- Born: c. 1910–1912 Sur, Oman
- Died: 1979 Sur, Oman
- Occupations: Singer, instrumentalist

= Salim Rashid Suri =

Salim Rashid Suri (سالم راشد الصوري; between 1910 and 1912, Sur, Oman – 1979, Sur, Oman) was a 20th-century ṣawt singer and oud player from Oman. He is particularly associated with the ṣawt genre called Ṣawt al-Khaleej ("Voice of the Gulf").

==Career and personal life==
As a teenager, Suri worked on sailing ships plying the Persian Gulf and Indian Ocean. He first started as a maidan singer; he learned ṣawt by listening to phonograph records of performances by Abdullatif al-Kuwaiti. Continuing to travel widely, he became known as "The Singing Sailor".

Suri's family was conservative and did not approve of his musical inclinations; his brother even threatened to shoot him if he did not give up singing. He consequently moved to Mumbai where he worked first as a boilerman, then as a mercantile broker and translator in the trade between Arab and Indian merchants. During this time, Suri continued to practice and perfect his musical art, integrating Indian influences into his music – some of his lyrics were in Urdu as well as his native Arabic, helping him secure a steady sale of his records (he recorded twelve 78-rpm shellac gramophone records in the early 1930s) to an Indian as well as an Arabic audience.

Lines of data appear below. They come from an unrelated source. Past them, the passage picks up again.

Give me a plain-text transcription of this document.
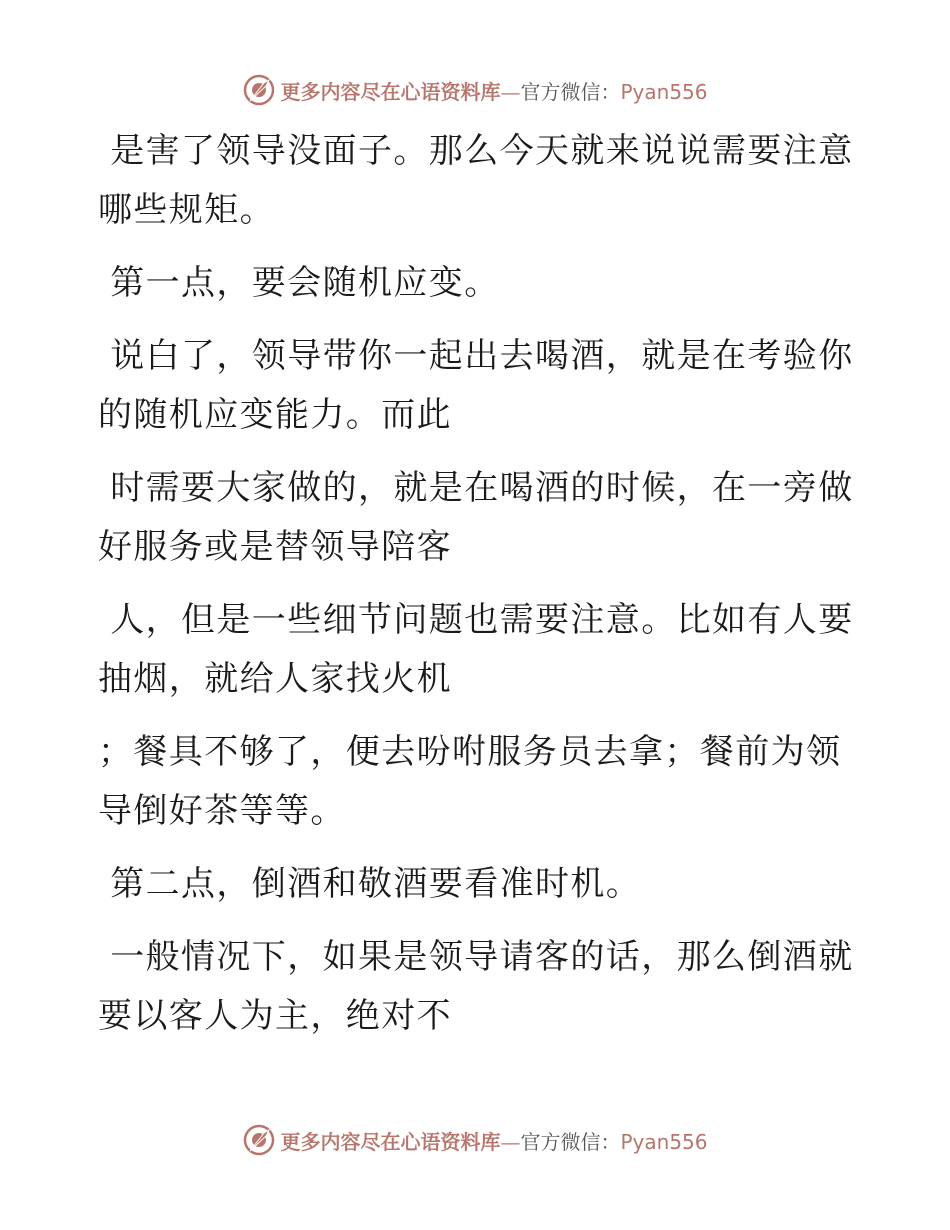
更多内容尽在心语资料库—官方微信：Pyan556

是害了领导没面子。那么今天就来说说需要注意
哪些规矩。

第一点，要会随机应变。

说白了，领导带你一起出去喝酒，就是在考验你
的随机应变能力。而此

时需要大家做的，就是在喝酒的时候，在一旁做
好服务或是替领导陪客

人，但是一些细节问题也需要注意。比如有人要
抽烟，就给人家找火机

；餐具不够了，便去吩咐服务员去拿；餐前为领
导倒好茶等等。

第二点，倒酒和敬酒要看准时机。

一般情况下，如果是领导请客的话，那么倒酒就
要以客人为主，绝对不

更多内容尽在心语资料库—官方微信：Pyan556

In 1943, Salim Rashid Suri married an Indian woman and, in the late 1940s, he and his wife relocated to Bahrain where he enjoyed success as a performer and set up his own record label and recorded other musicians. He continued to be a leading creator and exponent of the Ṣawt al-Khaleej ("Voice of the Gulf") variety of ṣawt. However, the advent of vinyl records ruined his record business and he returned to Oman in 1971 where the Sultan made him a consultant for cultural affairs. He died in 1979, considered by then a beloved cultural treasure of Oman.